Having spent so long inside the corporate HR world, I’ve developed a healthy allergy to titles. There are so many, yet so few with any real meaning.
Over the last 10 years of my HR career, I worked daily with Executives, but felt even luckier to work with entry-level staff (and everyone in-between) with the same cadence. Titles never impressed me as much as action did.
I’m not sure I ever held a role where the job description still resembled my actual work three months in. Fortunately, I’ve usually ended up in organisations that let me push the boundaries of my remit. Case in point: my role as Head of Recruitment Business Partnering for a FTSE-listed bank rarely involved duties traditionally associated with recruitment. I was one of three on the HR leadership team responsible for 40+ staff across multiple business lines, and while the company was large, it had a ‘small firm’ soul: no grades, no rigid lanes, and nowhere to hide.
Everyone, from Cleaner to Head of Function, was treated with equal respect largely thanks to an executive team who led with ethics rather than ego. I made it a habit to jump into the trenches with different departments, asking their leaders if I could spend a few days learning their world.
This was apparently a rare request, judging by how many people looked at me like I’d asked to borrow their car. But time and again, it proved to be a win-win: they appreciated someone taking an interest; I got to see how the business really worked.
That mindset stuck with me when I retrained. I’ve been coding since childhood and have a degree in Software Engineering but I don’t call myself a Coder.

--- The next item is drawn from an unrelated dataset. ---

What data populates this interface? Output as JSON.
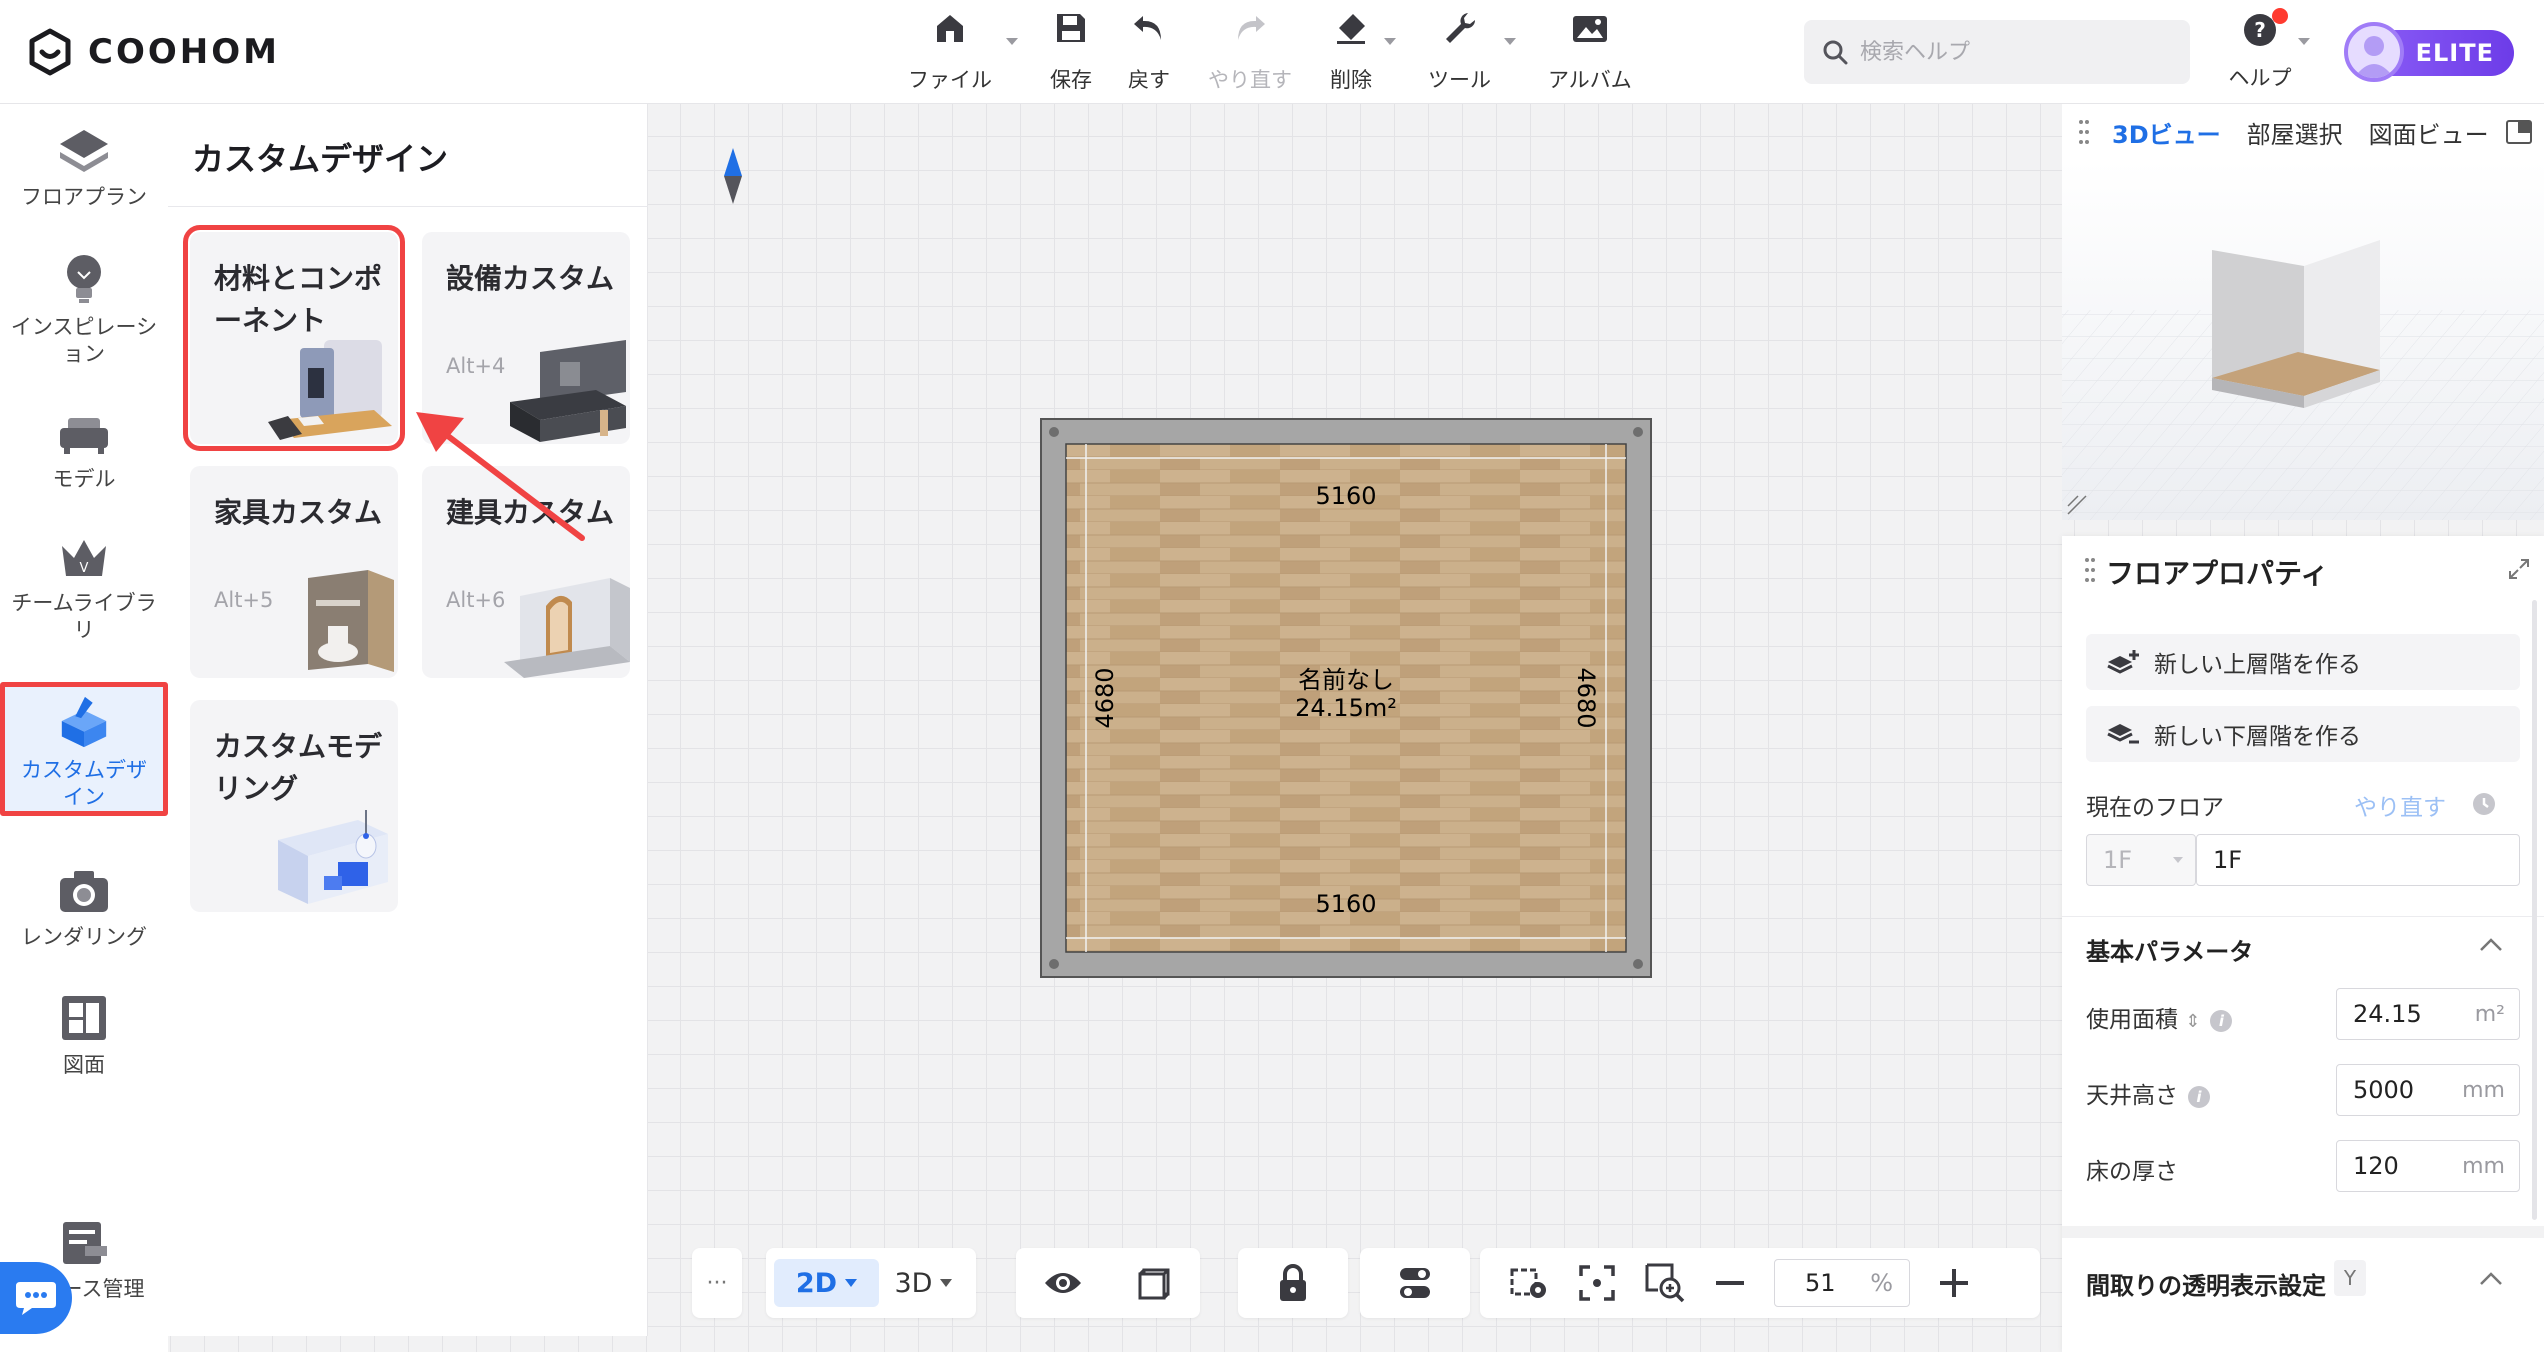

I built my career on data, and studied Data Analytics for Business at LSE but I wouldn’t label myself a Data Scientist.
Over the last couple of years, I’ve gone out of my way to become “just dangerous enough” in a wide range of fields: Deep Learning, Agentics, Knowledge Graphs, Distributed Networking, Infosec, and whatever else looked interesting enough to chase. I learn in sprints, wire things together, and try to create something a bit wild.
I’m not built for narrow lanes. I get bored too easily, and I prefer playing at the intersection of disciplines rather than at the centre of any one.
Talking about myself also feels 'mildly awkward' so, naturally, I asked some AI models to do it for me. (This is an AI blog, after all.)
I gave them a rambling, mostly incoherent description of my past lives and let them draw their conclusions. Here’s what the robots spat out:
I removed a few of the superlatives they were getting a bit cringe but the point still stands: if you throw enough words at a wall, any AI (or recruiter) can invent a title for someone. And if you use the right buzzwords, somebody will probably buy it.
But here’s the kicker: what matters isn’t the title. The footprint you leave behind is what defines you, the momentum you create, the positive change and the people you lift along the way.
You don’t need a title for that.
The LinkedIn Gymnastics
These days, coming up with a title is a bit like choosing your socks in the morning, they all look the same and have little meaningful impact, everyone’s already evolved into a thought leader with growth-mindset (Can you tell I'm not keen on 'business jargon'?).